Random (Dedans:166) – Mme de Salzmann e Luc Dietrich (1)

“Não posso ficar assim indefinidamente”, escreveu ele [Luc Dietrich] em 15 de janeiro de 1939. No mesmo dia, foi visitar a Sra. de Salzmann em Sèvres, onde ela morava. “Conversamos, e imediatamente me senti nutrido pelo que estava me ensinando. Tenho que ir em frente, deixar que o projeto se torne realidade para mim.

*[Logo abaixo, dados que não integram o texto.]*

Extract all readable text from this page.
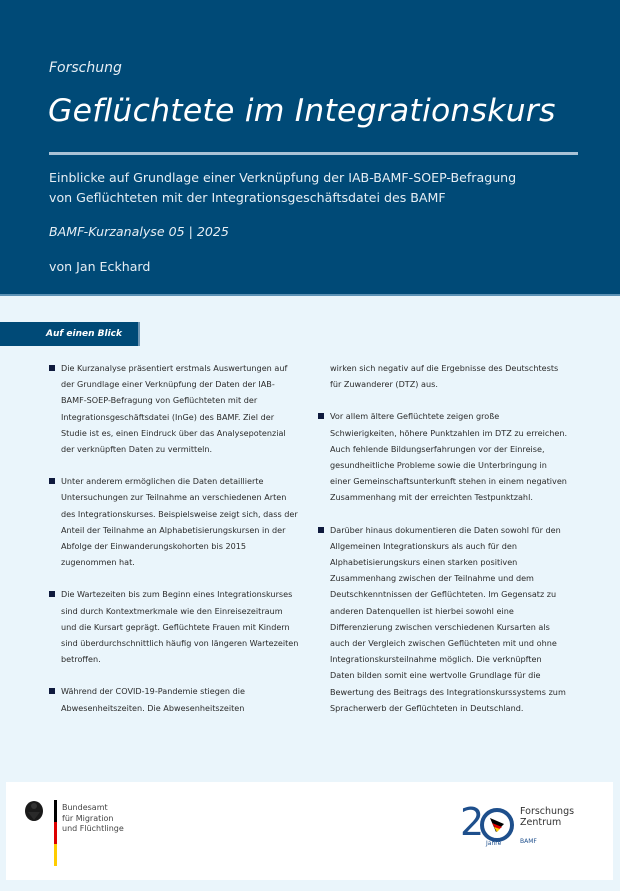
Forschung
Geflüchtete im Integrationskurs
Einblicke auf Grundlage einer Verknüpfung der IAB-BAMF-SOEP-Befragung
von Geflüchteten mit der Integrationsgeschäftsdatei des BAMF
BAMF-Kurzanalyse 05 | 2025
von Jan Eckhard
Auf einen Blick
Die Kurzanalyse präsentiert erstmals Auswertungen auf der Grundlage einer Verknüpfung der Daten der IAB-BAMF-SOEP-Befragung von Geflüchteten mit der Integrationsgeschäftsdatei (InGe) des BAMF. Ziel der Studie ist es, einen Eindruck über das Analysepotenzial der verknüpften Daten zu vermitteln.
Unter anderem ermöglichen die Daten detaillierte Untersuchungen zur Teilnahme an verschiedenen Arten des Integrationskurses. Beispielsweise zeigt sich, dass der Anteil der Teilnahme an Alphabetisierungskursen in der Abfolge der Einwanderungskohorten bis 2015 zugenommen hat.
Die Wartezeiten bis zum Beginn eines Integrationskurses sind durch Kontextmerkmale wie den Einreisezeitraum und die Kursart geprägt. Geflüchtete Frauen mit Kindern sind überdurchschnittlich häufig von längeren Wartezeiten betroffen.
Während der COVID-19-Pandemie stiegen die Abwesenheitszeiten. Die Abwesenheitszeiten
wirken sich negativ auf die Ergebnisse des Deutschtests für Zuwanderer (DTZ) aus.
Vor allem ältere Geflüchtete zeigen große Schwierigkeiten, höhere Punktzahlen im DTZ zu erreichen. Auch fehlende Bildungserfahrungen vor der Einreise, gesundheitliche Probleme sowie die Unterbringung in einer Gemeinschaftsunterkunft stehen in einem negativen Zusammenhang mit der erreichten Testpunktzahl.
Darüber hinaus dokumentieren die Daten sowohl für den Allgemeinen Integrationskurs als auch für den Alphabetisierungskurs einen starken positiven Zusammenhang zwischen der Teilnahme und dem Deutschkenntnissen der Geflüchteten. Im Gegensatz zu anderen Datenquellen ist hierbei sowohl eine Differenzierung zwischen verschiedenen Kursarten als auch der Vergleich zwischen Geflüchteten mit und ohne Integrationskursteilnahme möglich. Die verknüpften Daten bilden somit eine wertvolle Grundlage für die Bewertung des Beitrags des Integrationskurssystems zum Spracherwerb der Geflüchteten in Deutschland.
Bundesamt
für Migration
und Flüchtlinge	2 Jahre
Forschungs
Zentrum
BAMF
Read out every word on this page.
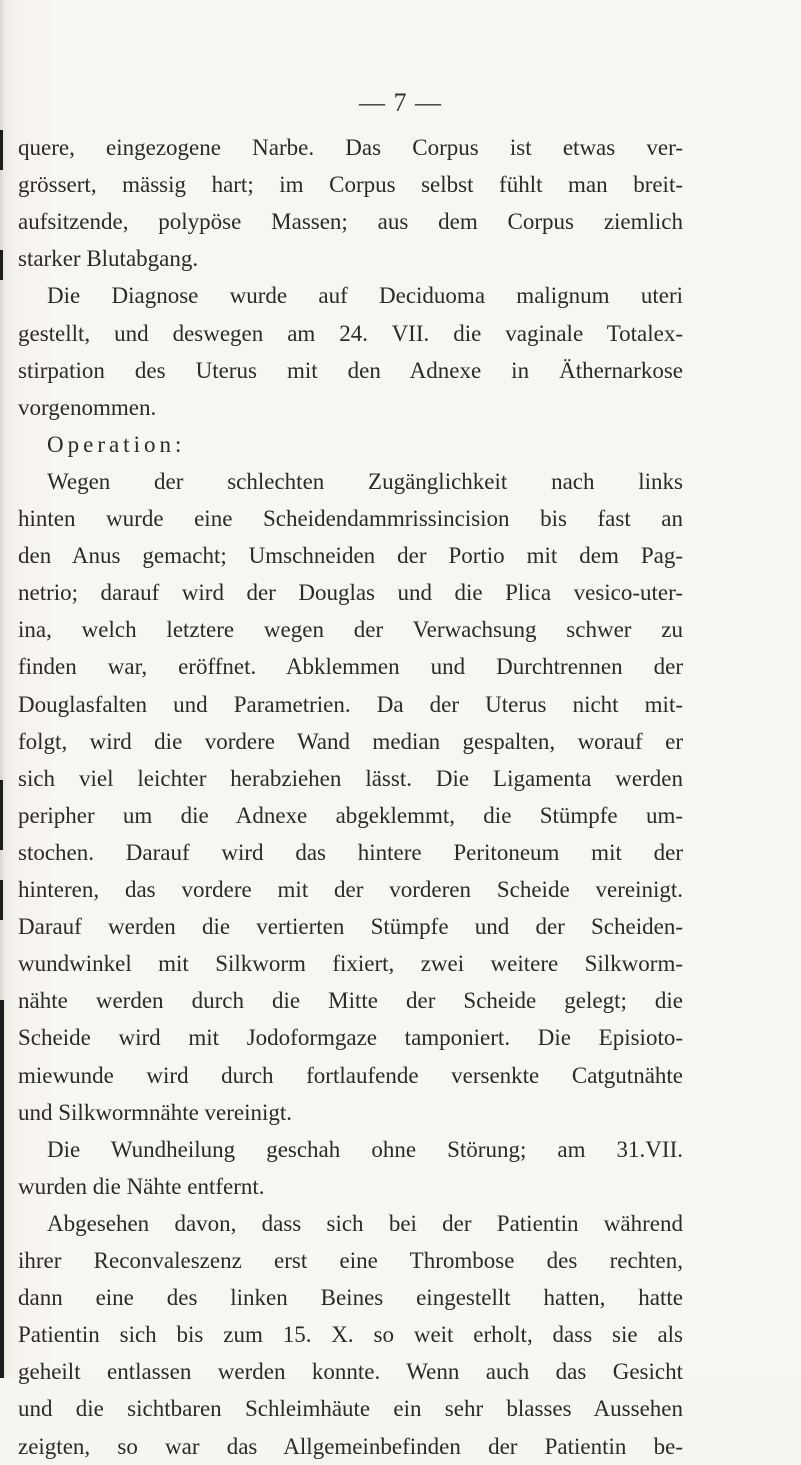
— 7 —
quere, eingezogene Narbe. Das Corpus ist etwas ver-
grössert, mässig hart; im Corpus selbst fühlt man breit-
aufsitzende, polypöse Massen; aus dem Corpus ziemlich
starker Blutabgang.
Die Diagnose wurde auf Deciduoma malignum uteri
gestellt, und deswegen am 24. VII. die vaginale Totalex-
stirpation des Uterus mit den Adnexe in Äthernarkose
vorgenommen.
Operation:
Wegen der schlechten Zugänglichkeit nach links
hinten wurde eine Scheidendammrissincision bis fast an
den Anus gemacht; Umschneiden der Portio mit dem Pag-
netrio; darauf wird der Douglas und die Plica vesico-uter-
ina, welch letztere wegen der Verwachsung schwer zu
finden war, eröffnet. Abklemmen und Durchtrennen der
Douglasfalten und Parametrien. Da der Uterus nicht mit-
folgt, wird die vordere Wand median gespalten, worauf er
sich viel leichter herabziehen lässt. Die Ligamenta werden
peripher um die Adnexe abgeklemmt, die Stümpfe um-
stochen. Darauf wird das hintere Peritoneum mit der
hinteren, das vordere mit der vorderen Scheide vereinigt.
Darauf werden die vertierten Stümpfe und der Scheiden-
wundwinkel mit Silkworm fixiert, zwei weitere Silkworm-
nähte werden durch die Mitte der Scheide gelegt; die
Scheide wird mit Jodoformgaze tamponiert. Die Episioto-
miewunde wird durch fortlaufende versenkte Catgutnähte
und Silkwormnähte vereinigt.
Die Wundheilung geschah ohne Störung; am 31.VII.
wurden die Nähte entfernt.
Abgesehen davon, dass sich bei der Patientin während
ihrer Reconvaleszenz erst eine Thrombose des rechten,
dann eine des linken Beines eingestellt hatten, hatte
Patientin sich bis zum 15. X. so weit erholt, dass sie als
geheilt entlassen werden konnte. Wenn auch das Gesicht
und die sichtbaren Schleimhäute ein sehr blasses Aussehen
zeigten, so war das Allgemeinbefinden der Patientin be-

“Somos incapazes de ver a mentira em nós mesmos”, disse-lhe a Sra. de Salzmann em essência. Mentimos sem nem mesmo estarmos cientes disso porque estamos confusos. Nunca é a mesma pessoa falando por meio de nossa voz, mas uma sucessão de personagens diferentes, Pierre, Paul ou François, cada um dos quais, dependendo do momento, do humor e da situação, tem uma maneira diferente de sentir as coisas ou de se comportar em relação a nós mesmos e aos outros.

Temos que parar de mentir, parar de falar por falar, parar de deixar nosso mecanismo inconsciente nos guiar. Temos de parar de nos identificar com tudo o que não somos. Temos de interromper a cadeia interminável de impulsos e reações a esses impulsos. Caso contrário, em vez de avançarmos em nossa existência e em nosso conhecimento de nós mesmos, permaneceremos no mesmo lugar, fixados em um movimento ilusório, girando sobre nós mesmos como um parafuso sem fim.

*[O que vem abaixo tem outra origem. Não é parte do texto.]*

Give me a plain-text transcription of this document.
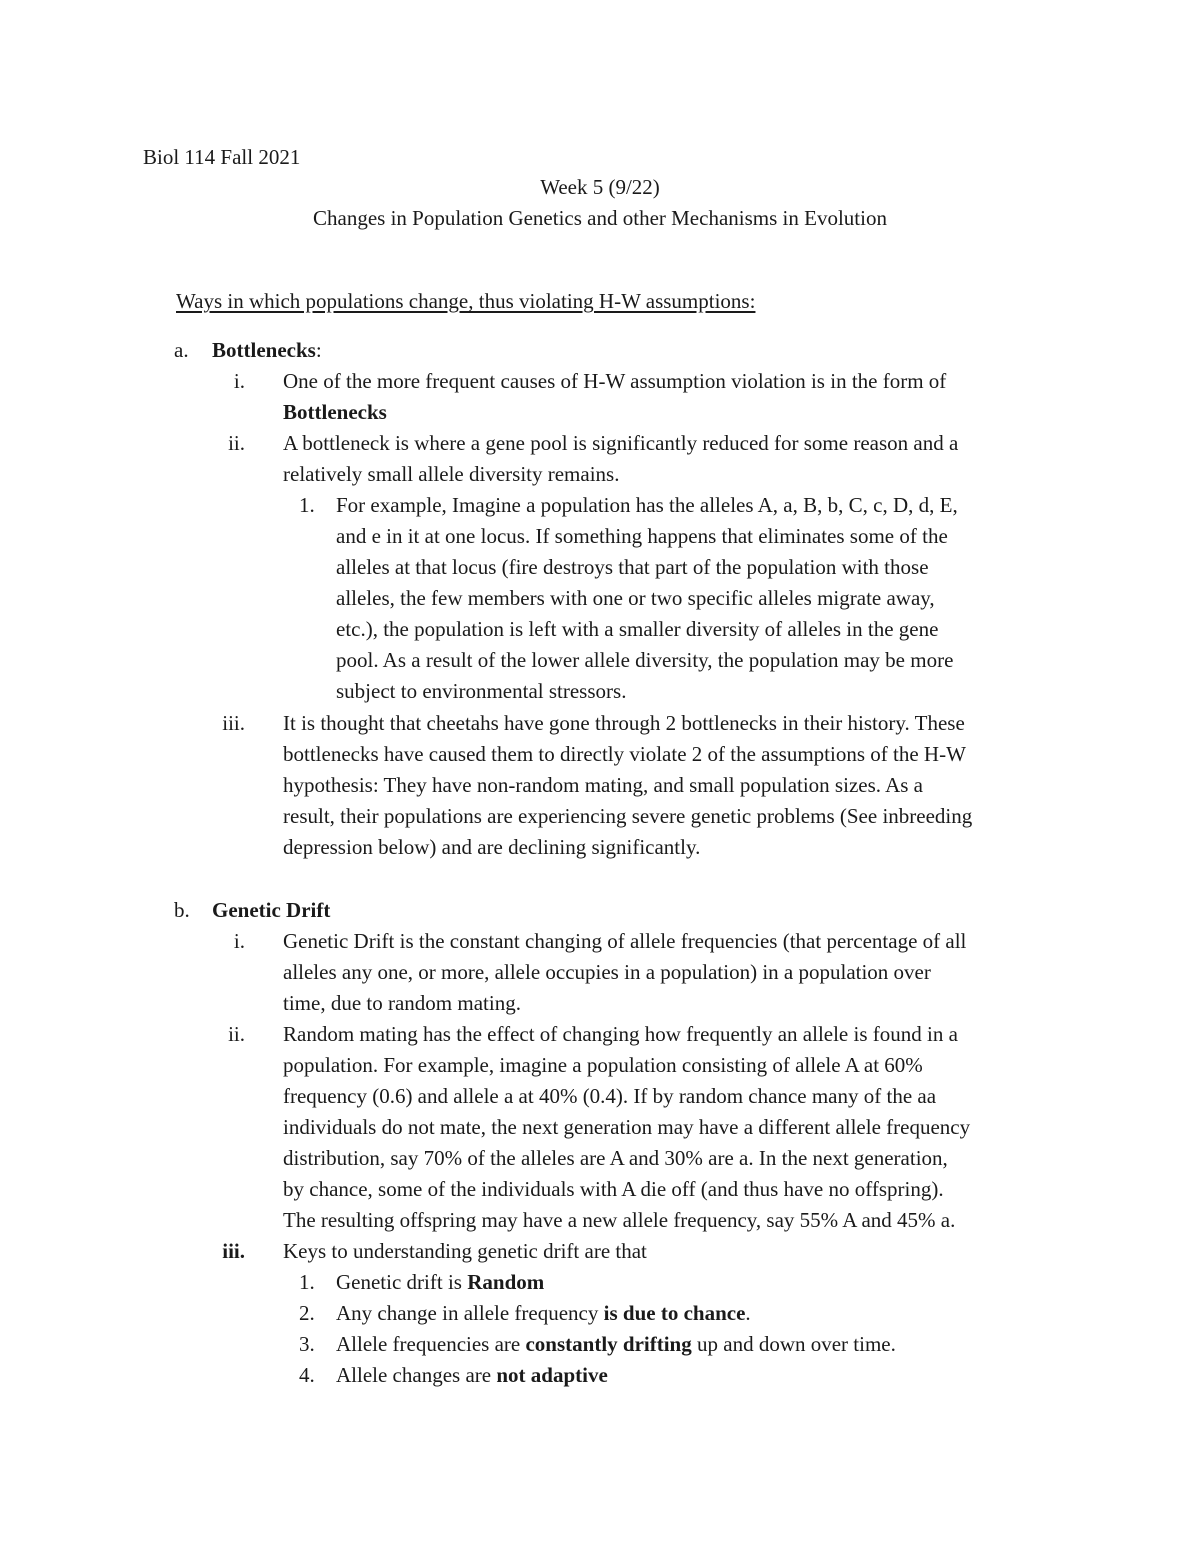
Biol 114 Fall 2021
Week 5 (9/22)
Changes in Population Genetics and other Mechanisms in Evolution
Ways in which populations change, thus violating H-W assumptions:
a. Bottlenecks:
i. One of the more frequent causes of H-W assumption violation is in the form of
Bottlenecks
ii. A bottleneck is where a gene pool is significantly reduced for some reason and a
relatively small allele diversity remains.
1. For example, Imagine a population has the alleles A, a, B, b, C, c, D, d, E,
and e in it at one locus. If something happens that eliminates some of the
alleles at that locus (fire destroys that part of the population with those
alleles, the few members with one or two specific alleles migrate away,
etc.), the population is left with a smaller diversity of alleles in the gene
pool. As a result of the lower allele diversity, the population may be more
subject to environmental stressors.
iii. It is thought that cheetahs have gone through 2 bottlenecks in their history. These
bottlenecks have caused them to directly violate 2 of the assumptions of the H-W
hypothesis: They have non-random mating, and small population sizes. As a
result, their populations are experiencing severe genetic problems (See inbreeding
depression below) and are declining significantly.
b. Genetic Drift
i. Genetic Drift is the constant changing of allele frequencies (that percentage of all
alleles any one, or more, allele occupies in a population) in a population over
time, due to random mating.
ii. Random mating has the effect of changing how frequently an allele is found in a
population. For example, imagine a population consisting of allele A at 60%
frequency (0.6) and allele a at 40% (0.4). If by random chance many of the aa
individuals do not mate, the next generation may have a different allele frequency
distribution, say 70% of the alleles are A and 30% are a. In the next generation,
by chance, some of the individuals with A die off (and thus have no offspring).
The resulting offspring may have a new allele frequency, say 55% A and 45% a.
iii. Keys to understanding genetic drift are that
1. Genetic drift is Random
2. Any change in allele frequency is due to chance.
3. Allele frequencies are constantly drifting up and down over time.
4. Allele changes are not adaptive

A Sra. de Salzmann sabia como acertar em cheio quando falava dessa maneira. Ela colocou o dedo na ferida, expondo as queixas e reprovações que Dietrich já estava inclinado a fazer por conta própria.

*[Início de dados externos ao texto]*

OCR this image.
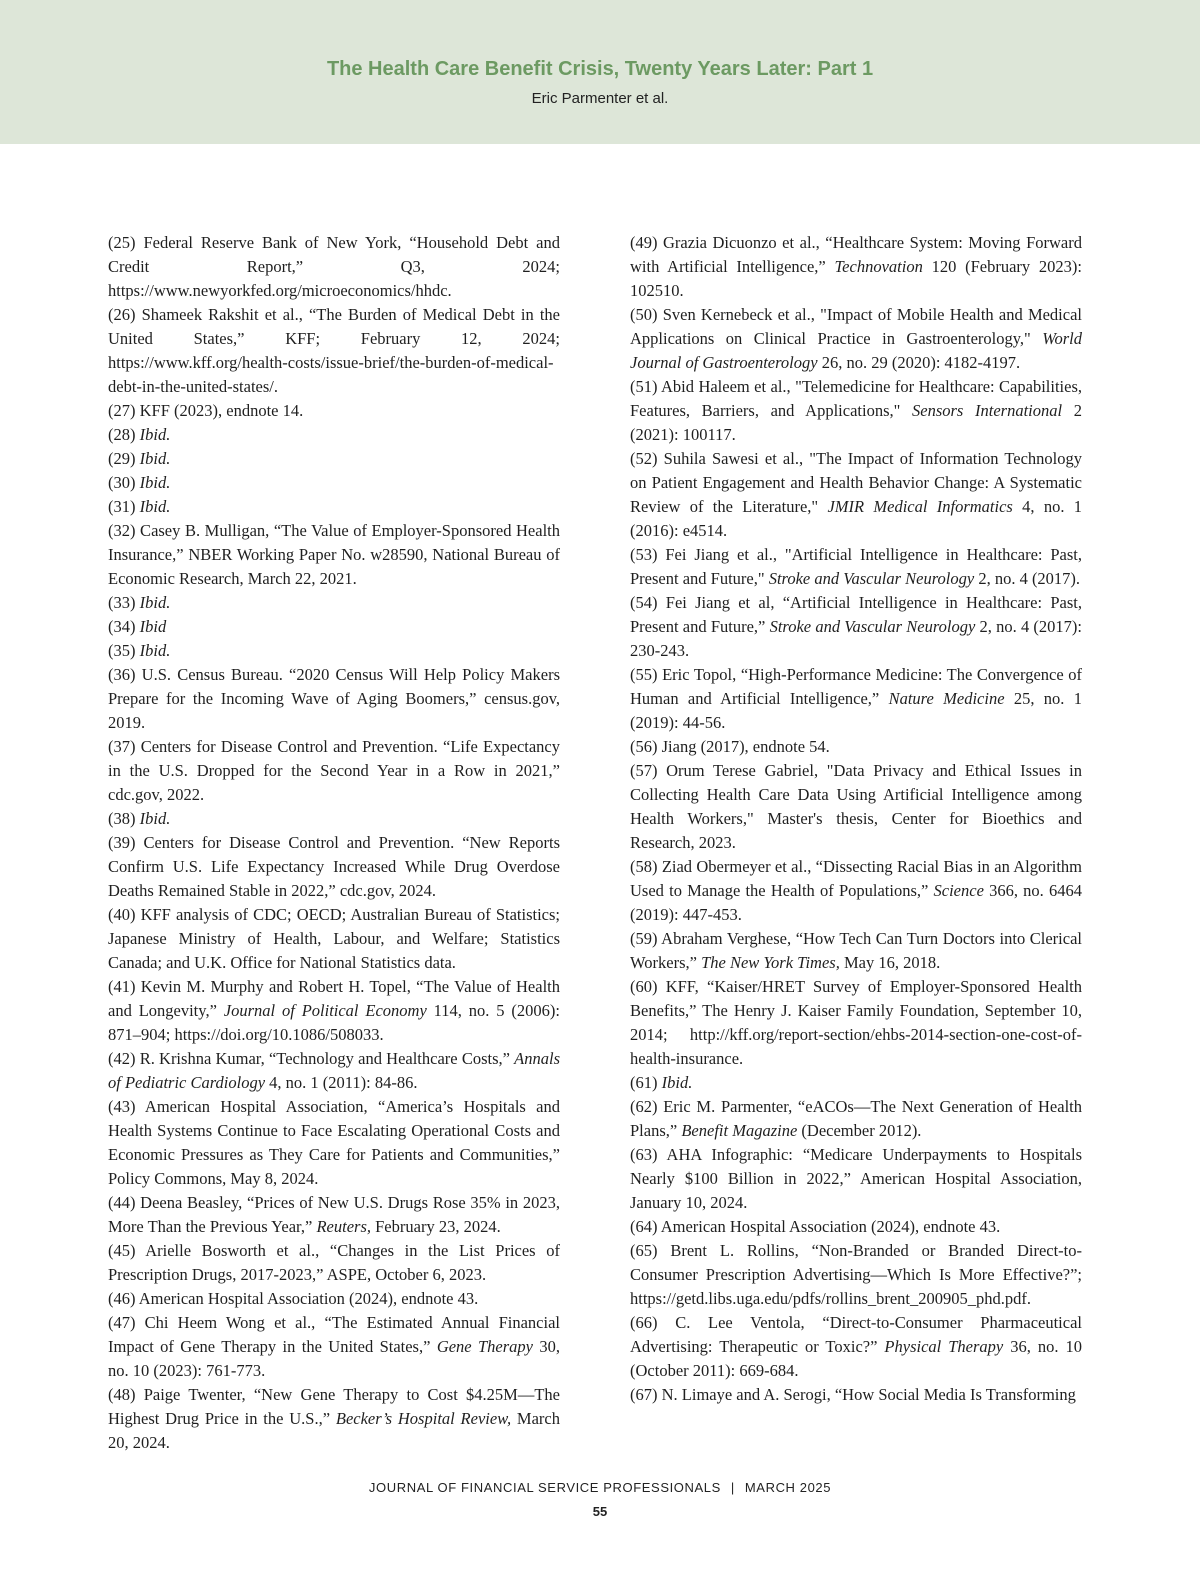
The Health Care Benefit Crisis, Twenty Years Later: Part 1
Eric Parmenter et al.

(25) Federal Reserve Bank of New York, “Household Debt and Credit Report,” Q3, 2024; https://www.newyorkfed.org/microeconomics/hhdc.

(26) Shameek Rakshit et al., “The Burden of Medical Debt in the United States,” KFF; February 12, 2024; https://www.kff.org/health-costs/issue-brief/the-burden-of-medical-debt-in-the-united-states/.

(27) KFF (2023), endnote 14.

(28) Ibid.

(29) Ibid.

(30) Ibid.

(31) Ibid.

(32) Casey B. Mulligan, “The Value of Employer-Sponsored Health Insurance,” NBER Working Paper No. w28590, National Bureau of Economic Research, March 22, 2021.

(33) Ibid.

(34) Ibid

(35) Ibid.

(36) U.S. Census Bureau. “2020 Census Will Help Policy Makers Prepare for the Incoming Wave of Aging Boomers,” census.gov, 2019.

(37) Centers for Disease Control and Prevention. “Life Expectancy in the U.S. Dropped for the Second Year in a Row in 2021,” cdc.gov, 2022.

(38) Ibid.

(39) Centers for Disease Control and Prevention. “New Reports Confirm U.S. Life Expectancy Increased While Drug Overdose Deaths Remained Stable in 2022,” cdc.gov, 2024.

(40) KFF analysis of CDC; OECD; Australian Bureau of Statistics; Japanese Ministry of Health, Labour, and Welfare; Statistics Canada; and U.K. Office for National Statistics data.

(41) Kevin M. Murphy and Robert H. Topel, “The Value of Health and Longevity,” Journal of Political Economy 114, no. 5 (2006): 871–904; https://doi.org/10.1086/508033.

(42) R. Krishna Kumar, “Technology and Healthcare Costs,” Annals of Pediatric Cardiology 4, no. 1 (2011): 84-86.

(43) American Hospital Association, “America’s Hospitals and Health Systems Continue to Face Escalating Operational Costs and Economic Pressures as They Care for Patients and Communities,” Policy Commons, May 8, 2024.

(44) Deena Beasley, “Prices of New U.S. Drugs Rose 35% in 2023, More Than the Previous Year,” Reuters, February 23, 2024.

(45) Arielle Bosworth et al., “Changes in the List Prices of Prescription Drugs, 2017-2023,” ASPE, October 6, 2023.

(46) American Hospital Association (2024), endnote 43.

(47) Chi Heem Wong et al., “The Estimated Annual Financial Impact of Gene Therapy in the United States,” Gene Therapy 30, no. 10 (2023): 761-773.

(48) Paige Twenter, “New Gene Therapy to Cost $4.25M—The Highest Drug Price in the U.S.,” Becker’s Hospital Review, March 20, 2024.

(49) Grazia Dicuonzo et al., “Healthcare System: Moving Forward with Artificial Intelligence,” Technovation 120 (February 2023): 102510.

(50) Sven Kernebeck et al., "Impact of Mobile Health and Medical Applications on Clinical Practice in Gastroenterology," World Journal of Gastroenterology 26, no. 29 (2020): 4182-4197.

(51) Abid Haleem et al., "Telemedicine for Healthcare: Capabilities, Features, Barriers, and Applications," Sensors International 2 (2021): 100117.

(52) Suhila Sawesi et al., "The Impact of Information Technology on Patient Engagement and Health Behavior Change: A Systematic Review of the Literature," JMIR Medical Informatics 4, no. 1 (2016): e4514.

(53) Fei Jiang et al., "Artificial Intelligence in Healthcare: Past, Present and Future," Stroke and Vascular Neurology 2, no. 4 (2017).

(54) Fei Jiang et al, “Artificial Intelligence in Healthcare: Past, Present and Future,” Stroke and Vascular Neurology 2, no. 4 (2017): 230-243.

(55) Eric Topol, “High-Performance Medicine: The Convergence of Human and Artificial Intelligence,” Nature Medicine 25, no. 1 (2019): 44-56.

(56) Jiang (2017), endnote 54.

(57) Orum Terese Gabriel, "Data Privacy and Ethical Issues in Collecting Health Care Data Using Artificial Intelligence among Health Workers," Master's thesis, Center for Bioethics and Research, 2023.

(58) Ziad Obermeyer et al., “Dissecting Racial Bias in an Algorithm Used to Manage the Health of Populations,” Science 366, no. 6464 (2019): 447-453.

(59) Abraham Verghese, “How Tech Can Turn Doctors into Clerical Workers,” The New York Times, May 16, 2018.

(60) KFF, “Kaiser/HRET Survey of Employer-Sponsored Health Benefits,” The Henry J. Kaiser Family Foundation, September 10, 2014; http://kff.org/report-section/ehbs-2014-section-one-cost-of-health-insurance.

(61) Ibid.

(62) Eric M. Parmenter, “eACOs—The Next Generation of Health Plans,” Benefit Magazine (December 2012).

(63) AHA Infographic: “Medicare Underpayments to Hospitals Nearly $100 Billion in 2022,” American Hospital Association, January 10, 2024.

(64) American Hospital Association (2024), endnote 43.

(65) Brent L. Rollins, “Non-Branded or Branded Direct-to-Consumer Prescription Advertising—Which Is More Effective?”; https://getd.libs.uga.edu/pdfs/rollins_brent_200905_phd.pdf.

(66) C. Lee Ventola, “Direct-to-Consumer Pharmaceutical Advertising: Therapeutic or Toxic?” Physical Therapy 36, no. 10 (October 2011): 669-684.

(67) N. Limaye and A. Serogi, “How Social Media Is Transforming

JOURNAL OF FINANCIAL SERVICE PROFESSIONALS | MARCH 2025
55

Ele voltou daquele dia profundamente afetado. A sensação de que algo decisivo estava prestes a acontecer com ele ficou mais clara. Gosto da Madame de Salzmann”, escreveu ele naquela noite, “ela é alguém, ela é alguém. Os últimos dias me deram uma sensação de realização, como o nascimento ou a promessa de um nascimento. Talvez a promessa de uma consciência? Vou tentar. Não posso enfatizar o suficiente o quanto preciso clarear minha cabeça, acordar, agir.